Peter mengantar Samara dan Javier dengan aman sampai di rumah.
Setelah mandi dan bersih bersih seperti biasa Javier kembali ke kamarnya mengutak atik komputer, Samara juga kembali ke dalam kamarnya, melihat laporan keuangan yang dikirim oleh Timothy.
Dia sangat jarang berkunjung ke perusahaan Intermega, tetapi seluruh keputusan strategis perusahaan harus melewati persetujuannya baru bisa berjalan.
Setelah melihat sebentar, Samara melepaskan topeng wajahnya, bermaksud masuk ke kamar mandi dan berendam dengan santai.
Pada saat inilah, tiba tiba suara ponselnya berdering.
Dia melirik sejenak tampilan nama penelepon, nomornya berasal dari kediaman Costan, apakah Oliver yang meneleponnya?
“Halo…..”
“Ini saya, Asta.” Terdengar suara Pria yang penuh magnetis.
Samara terkejut: “Kamu?”
“Apa yang sedang kamu lakukan sekarang?”
“Sekarang saya….” Samara melirik sejenak topeng wajah di tangannya, lalu menjawab: “Siap siap mau mandi.”
“Bersama sayangmu?”
“Dia sudah selesai mandi, sebentar lagi kami akan tidur.”
Setelah menjawab Samara baru menyadari mengapa dia harus menjawab setiap pertanyaan Asta, apa hubungan dengannya?
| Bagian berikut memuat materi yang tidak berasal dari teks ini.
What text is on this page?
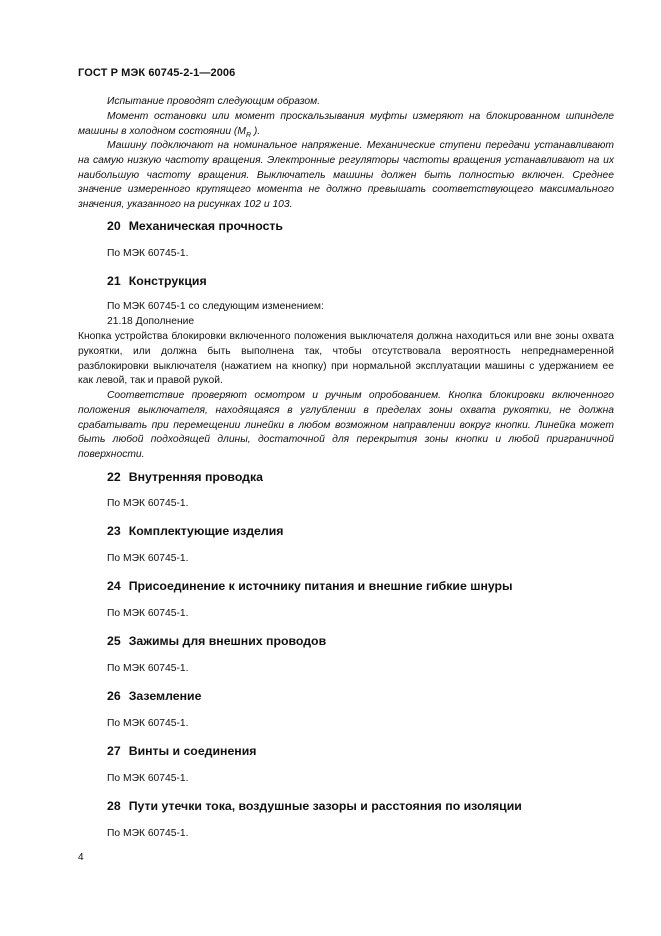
ГОСТ Р МЭК 60745-2-1—2006

Испытание проводят следующим образом.

Момент остановки или момент проскальзывания муфты измеряют на блокированном шпинделе машины в холодном состоянии ($M_R$ ).

Машину подключают на номинальное напряжение. Механические ступени передачи устанавливают на самую низкую частоту вращения. Электронные регуляторы частоты вращения устанавливают на их наибольшую частоту вращения. Выключатель машины должен быть полностью включен. Среднее значение измеренного крутящего момента не должно превышать соответствующего максимального значения, указанного на рисунках 102 и 103.

20 Механическая прочность

По МЭК 60745-1.

21 Конструкция

По МЭК 60745-1 со следующим изменением:

21.18 Дополнение

Кнопка устройства блокировки включенного положения выключателя должна находиться или вне зоны охвата рукоятки, или должна быть выполнена так, чтобы отсутствовала вероятность непреднамеренной разблокировки выключателя (нажатием на кнопку) при нормальной эксплуатации машины с удержанием ее как левой, так и правой рукой.

Соответствие проверяют осмотром и ручным опробованием. Кнопка блокировки включенного положения выключателя, находящаяся в углублении в пределах зоны охвата рукоятки, не должна срабатывать при перемещении линейки в любом возможном направлении вокруг кнопки. Линейка может быть любой подходящей длины, достаточной для перекрытия зоны кнопки и любой приграничной поверхности.

22 Внутренняя проводка

По МЭК 60745-1.

23 Комплектующие изделия

По МЭК 60745-1.

24 Присоединение к источнику питания и внешние гибкие шнуры

По МЭК 60745-1.

25 Зажимы для внешних проводов

По МЭК 60745-1.

26 Заземление

По МЭК 60745-1.

27 Винты и соединения

По МЭК 60745-1.

28 Пути утечки тока, воздушные зазоры и расстояния по изоляции

По МЭК 60745-1.

4
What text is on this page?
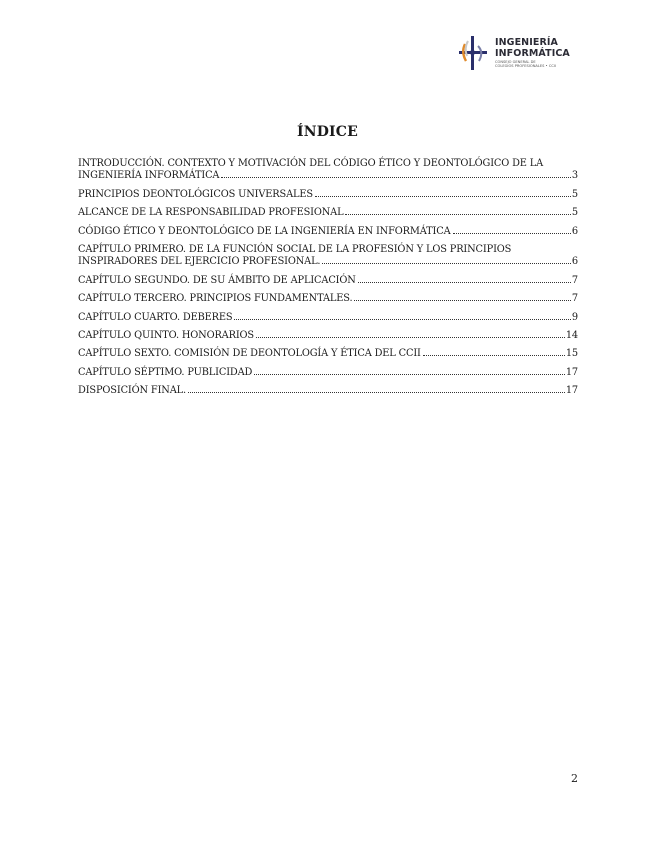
INGENIERÍA
INFORMÁTICA
CONSEJO GENERAL DE
COLEGIOS PROFESIONALES • CCII
ÍNDICE
INTRODUCCIÓN. CONTEXTO Y MOTIVACIÓN DEL CÓDIGO ÉTICO Y DEONTOLÓGICO DE LA
INGENIERÍA INFORMÁTICA	3
PRINCIPIOS DEONTOLÓGICOS UNIVERSALES	5
ALCANCE DE LA RESPONSABILIDAD PROFESIONAL	5
CÓDIGO ÉTICO Y DEONTOLÓGICO DE LA INGENIERÍA EN INFORMÁTICA	6
CAPÍTULO PRIMERO. DE LA FUNCIÓN SOCIAL DE LA PROFESIÓN Y LOS PRINCIPIOS
INSPIRADORES DEL EJERCICIO PROFESIONAL.	6
CAPÍTULO SEGUNDO. DE SU ÁMBITO DE APLICACIÓN	7
CAPÍTULO TERCERO. PRINCIPIOS FUNDAMENTALES.	7
CAPÍTULO CUARTO. DEBERES	9
CAPÍTULO QUINTO. HONORARIOS	14
CAPÍTULO SEXTO. COMISIÓN DE DEONTOLOGÍA Y ÉTICA DEL CCII	15
CAPÍTULO SÉPTIMO. PUBLICIDAD	17
DISPOSICIÓN FINAL.	17
2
Akan tetapi jawaban Samara seketika itu telah membangkitkan kegelisahan di hati Ista, mata tajamnya langsung berubah menjadi dingin: “Saya butuh kamu segera datang ke kediaman
**Asta, sekarang sudah hampir jam 10 malam!” Material © NôvelDrama.Org.
“Oliver sakit perut, tidak mau pergi berobat, dia ribu mau bertemu denganmu.” Asta menekan setiap perkataannya: “Saya tidak yakin apakah benar atau tidak, tetapi saya ingat siapa yang pernah mengatakan kepada saya harus mengunakan cara yang lebih lembut memperlakukan
anak anak. Segala hal yang berhubungan dengan kepentingan kedua anak, dia bersedia membantu saya.”
Orang yang dimaksud menggigit bibirnya, terpaku mati oleh perkataan Asta.
Walaupun dia merasa masalah Oliver yang sakit perut mungkin ada sedikit aneh, tetapi setelah dipikir jika benar benar sakit perut dan rela sakit di depan Asta.
Bukankah Tuan Kecil ini akan menunggunya dengan sia sia?
“Baik, saya akan kesana.”
Mata tajam Asta yang dingin membeku akhirnya ada tanda tanda meleleh, ujung mulutnya menyeringai : “Lima belas menit kemudian, saya tunggu di bawah rumahmu.”